The region of Sonoma was originally the home of Native American Coast Miwok tribes as well as the Pomo people and Wintuns. Many of the Native Americans still remain, even after seven changes in government since the Spanish first explored and took over the region (see Sonoma County for governments.) The town of Sonoma began with the foundation of Mission San Francisco Solano in 1823 by Father Jose Altimira of the Franciscan Order. This mission was the farthest north of all 21 California missions, and was connected to the others by the Camino Real (Royal Road). Mission San Francisco Solano was the last of the California missions to be established, and the only one founded after Mexico’s independence from Spain.
Sonoma is known as the birthplace of American California, for it was in this town plaza that the Bear Flag Revolt took place and a Bear Flag was first raised on June 14, 1846. The rebelling men claimed to act on the orders of Col. John C. Fremont proclaiming independence from Mexican rule and a free country called the California Republic here. Sonoma served as the capital of the short-lived California Republic until the United States Stars and Stripes flag was raised during the Mexican-American war. General Vallejo was imprisoned during the Bear Flag Revolt of 1846, and he later transferred his allegiance to the U.S. and endorsed California statehood (1850). With his amassed land holdings, Vallejo guided the development of the town of Sonoma. He was one of the most powerful residents in the town’s history, dividing up the lands into large ranches for friends and family.
Sonoma is also considered the birthplace of wine-making in California, dating back to the original vineyards of Mission San Francisco Solano, then improvements made by Agoston Haraszthy, the father of California viticulture and credited with introduction of the Zinfandel/Primitivo grape varietal. The Valley of the Moon Vintage Festival takes place late each September, and is California’s oldest celebration of its winemaking heritage.
The principal watercourse in the town is Sonoma Creek, which flows in a southerly direction to discharge ultimately to the Napa Sonoma Marsh; Arroyo Seco Creek is a tributary to Schell Creek with a confluence in the eastern portion of the town.
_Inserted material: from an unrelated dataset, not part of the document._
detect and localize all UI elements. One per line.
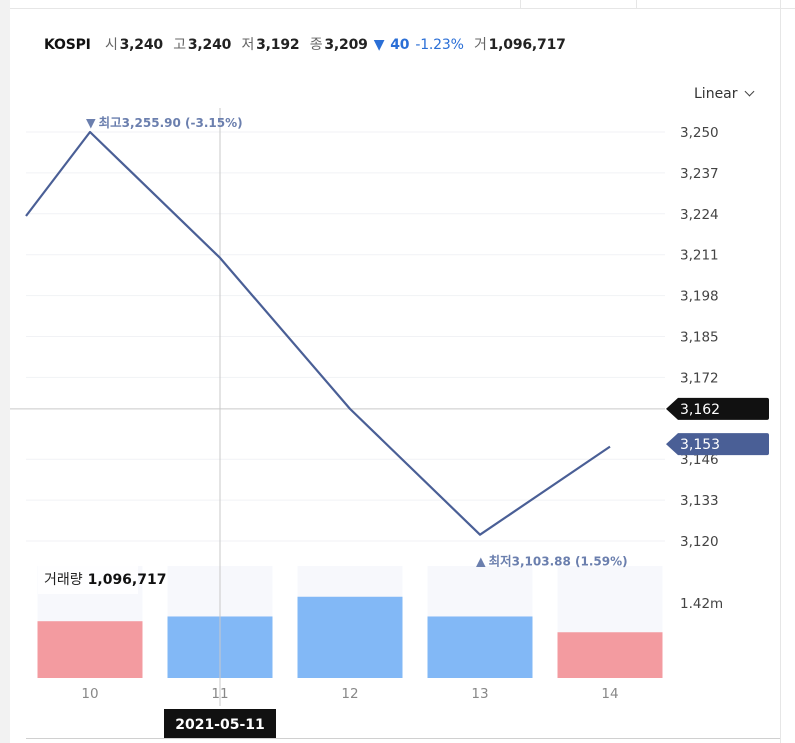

The active Rodgers Fault lies to the west of Sonoma Creek; however, risk of major damage is mitigated by the fact that most of the soils beneath the city consist of a slight alluvial terrace underlain by strongly cemented sedimentary and volcanic rock. To the immediate south, west and east are deeper rich, alluvial soils that support valuable agricultural cultivation. The mountain block to the north rises to 1,200 feet and provides an important scenic backdrop, around whose views the city’s original streetscape was carefully laid out.